Más en:

Nefertitis

Nefertiti , el famosísimo Busto de Nefertiti (1350 a. C) Caliza policromada. 50 cm. Staatliche Museen, Berlín. Como es sabido Nefertiti fue la principal esposa de Amenofis IV y su nombre significa "la bella ha llegado". Este retrato de Tutmés le hace justicia, aunque a la universalidad de su fama ha contribuido también la modernidad de sus facciones: cuello de cisne, pómulos y mentón provocativos. Exhibe un maquillaje actual, visible en la línea y sombra de ojos, el carmín de los labios y la tersura del cutis. Fue descubierto en 1912, por el arqueólogo alemán Borchardt en el taller del escultor-jefe de Amarna, Tutmés, junto a veinte retratos preparatorios en yeso de la familia real, aptos para ser trasladados a piedra. La circunstancia de que sean modelos estatuarios de uso interno, destinados para que los aprendices y oficiales del obrador los copiaran en relieve, explica que el ojo derecho esté sin acabar. La reina luce collares de hojas de sauce y una corona azul expresamente diseñada para ella. El elegante alargamiento de la pieza forma parte del llamado "manierismo de Amarna". 
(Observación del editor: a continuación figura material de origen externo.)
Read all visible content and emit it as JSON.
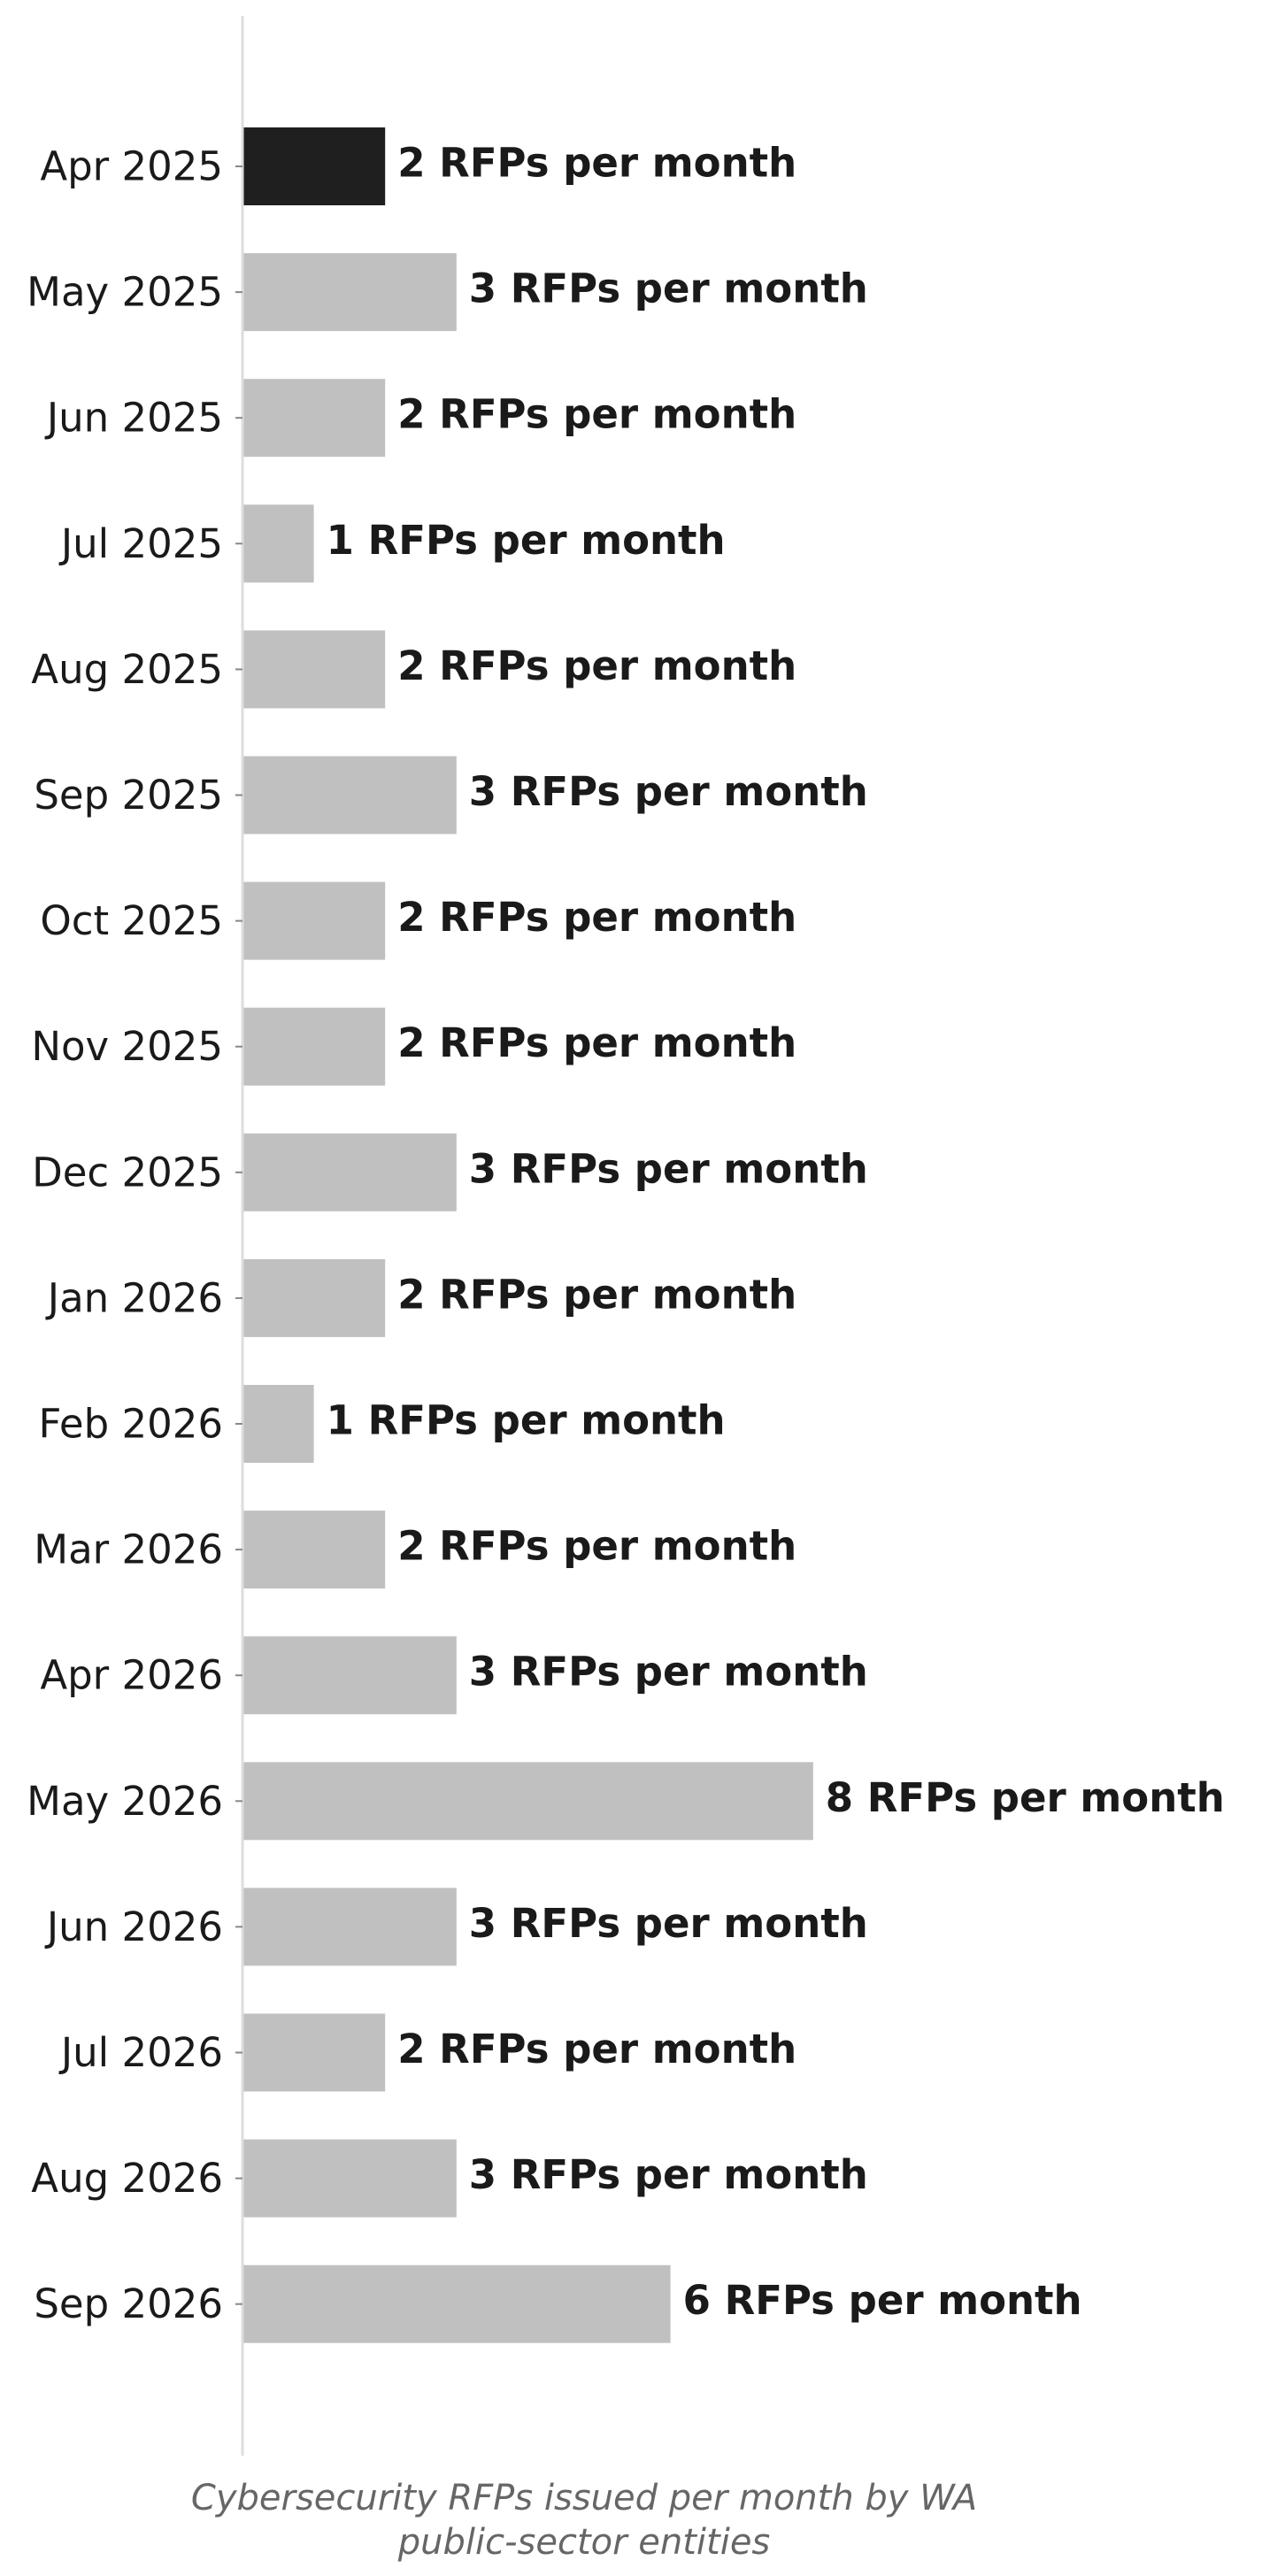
{
  "chart_data": {
    "type": "bar",
    "orientation": "horizontal",
    "title": "",
    "xlabel": "Cybersecurity RFPs issued per month by WA\npublic-sector entities",
    "ylabel": "",
    "categories": [
      "Apr 2025",
      "May 2025",
      "Jun 2025",
      "Jul 2025",
      "Aug 2025",
      "Sep 2025",
      "Oct 2025",
      "Nov 2025",
      "Dec 2025",
      "Jan 2026",
      "Feb 2026",
      "Mar 2026",
      "Apr 2026",
      "May 2026",
      "Jun 2026",
      "Jul 2026",
      "Aug 2026",
      "Sep 2026"
    ],
    "values": [
      2,
      3,
      2,
      1,
      2,
      3,
      2,
      2,
      3,
      2,
      1,
      2,
      3,
      8,
      3,
      2,
      3,
      6
    ],
    "value_labels": [
      "2 RFPs per month",
      "3 RFPs per month",
      "2 RFPs per month",
      "1 RFPs per month",
      "2 RFPs per month",
      "3 RFPs per month",
      "2 RFPs per month",
      "2 RFPs per month",
      "3 RFPs per month",
      "2 RFPs per month",
      "1 RFPs per month",
      "2 RFPs per month",
      "3 RFPs per month",
      "8 RFPs per month",
      "3 RFPs per month",
      "2 RFPs per month",
      "3 RFPs per month",
      "6 RFPs per month"
    ],
    "highlight_index": 0,
    "colors": {
      "highlight": "#1f1f1f",
      "bar": "#c0c0c0",
      "axis": "#dddddd",
      "text": "#1a1a1a",
      "caption": "#666666"
    },
    "xlim": [
      0,
      8
    ],
    "grid": false,
    "legend": "none"
  }
}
Reina de Egipto por su matrimonio con el faraón Akenatón (Amenofis IV). Parece que ejerció una gran influencia sobre el rey, contribuyendo a la revolución política, religiosa, económica y cultural que éste desató al sustituir el politeísmo tradicional egipcio por un culto de tendencia monoteísta al dios solar Atón.



Hacia el 1368 a. C. se separó del rey, probablemente por el mayor celo de Nefertiti hacia la nueva religión; se retiró con sus hijas y su yerno Tutankatón (el futuro faraón Tutankamón) a vivir al castillo de Atón, situado al norte de la nueva capital egipcia, Aketatón (Tell-el-Amarna).
Por lo demás, poco se sabe de Nefertiti, salvo que debió de ser una mujer de extraordinaria belleza, a juzgar por las referencias escritas (su nombre significa «la bella ha venido») y por los retratos realizados con el realismo propio del arte de aquel periodo excepcional (sobre todo el busto policromado del Museo de Berlín).
Tras la muerte de su marido en el año 1362 a. C., Nefertiti continuó fiel al culto de Atón, en medio de la reacción conservadora que, en poco tiempo, condujo a la restauración de la religión tradicional y del poder de la casta de los sacerdotes de Amón
Todo en esta escultura no es perfecto, hay que mirar bien sus dos lados de la cara y aparecen pequeñas diferencias, de tal modo que se pensó que serian dos personas distintas, sobre todo en los lados debajo de los pómulos y la barbilla.Las orejas demasiado separadas y no iguales, aunque estén rotas , se puede observar.